Critical-Thinking Question

  • According to the article, why does Bill feel a responsibility to tell the story of what happened during World War II? What does this suggest about why the author wrote this article? (author’s purpose) Bill wants everyone in America to know what happened “so it never happens again.” This suggests that the author wrote the article so readers will be informed about this terrible part of American history and not let anything similar happen again.
  • What role did people’s fears play in the way Japanese Americans were treated during World War II? Was this fair? Explain your answer. (critical thinking) Because Japan had attacked the United States, some people feared that Japanese Americans would take actions to hurt the U.S., even though many, like Bill, were citizens and “thought of themselves as Americans.” There was no evidence that Japanese Americans were anything but loyal; the caption on page 9 even says that thousands of Japanese Americans fought for America in World War II. But the government acted on fear and prejudice to imprison innocent people like Bill. This was not fair.

3. Skill Building

Featured Skill: Author's Purpose

  • Distribute our author’s purpose activity and have students complete it in small groups.
  • Invite students to respond to the writing prompt on page 9. We will forward letters we receive from students to Bill Shishima, making this a truly authentic writing activity!
Header icon Differentiate and Customize
For Struggling Readers

Distribute the lower-Lexile version of this article.
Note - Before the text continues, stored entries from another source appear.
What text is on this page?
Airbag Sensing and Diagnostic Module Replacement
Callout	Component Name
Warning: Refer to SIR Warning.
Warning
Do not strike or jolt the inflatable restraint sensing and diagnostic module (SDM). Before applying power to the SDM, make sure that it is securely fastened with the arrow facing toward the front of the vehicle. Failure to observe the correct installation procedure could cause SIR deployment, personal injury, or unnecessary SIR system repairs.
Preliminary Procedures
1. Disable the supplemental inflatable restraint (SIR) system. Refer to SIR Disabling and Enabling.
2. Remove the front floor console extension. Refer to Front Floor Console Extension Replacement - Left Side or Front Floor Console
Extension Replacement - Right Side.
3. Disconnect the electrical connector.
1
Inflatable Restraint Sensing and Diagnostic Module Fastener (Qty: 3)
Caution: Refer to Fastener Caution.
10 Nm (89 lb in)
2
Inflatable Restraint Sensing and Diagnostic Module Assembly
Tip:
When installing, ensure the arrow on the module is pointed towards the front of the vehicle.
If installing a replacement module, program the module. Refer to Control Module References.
Read it aloud as students follow along. Pause at the end of each section and prompt students to summarize what happened in the section.

For Advanced Readers

Ask students to choose five details from the article that they find important or interesting. For each one, have them write a brief explanation of why they think the author included it. What does it add to the story?

For ELL Students

Prepare students to read by walking them through the photos in the feature as you retell simply what the article is about. Then read the lower-Lexile version of the article together as a group.

Literary Connection!

Pair this article with Dash by Kirby Larson. Have students compare Bill’s experiences with those of Mitsi, the main character in the book, who is also relocated to a Japanese American internment camp.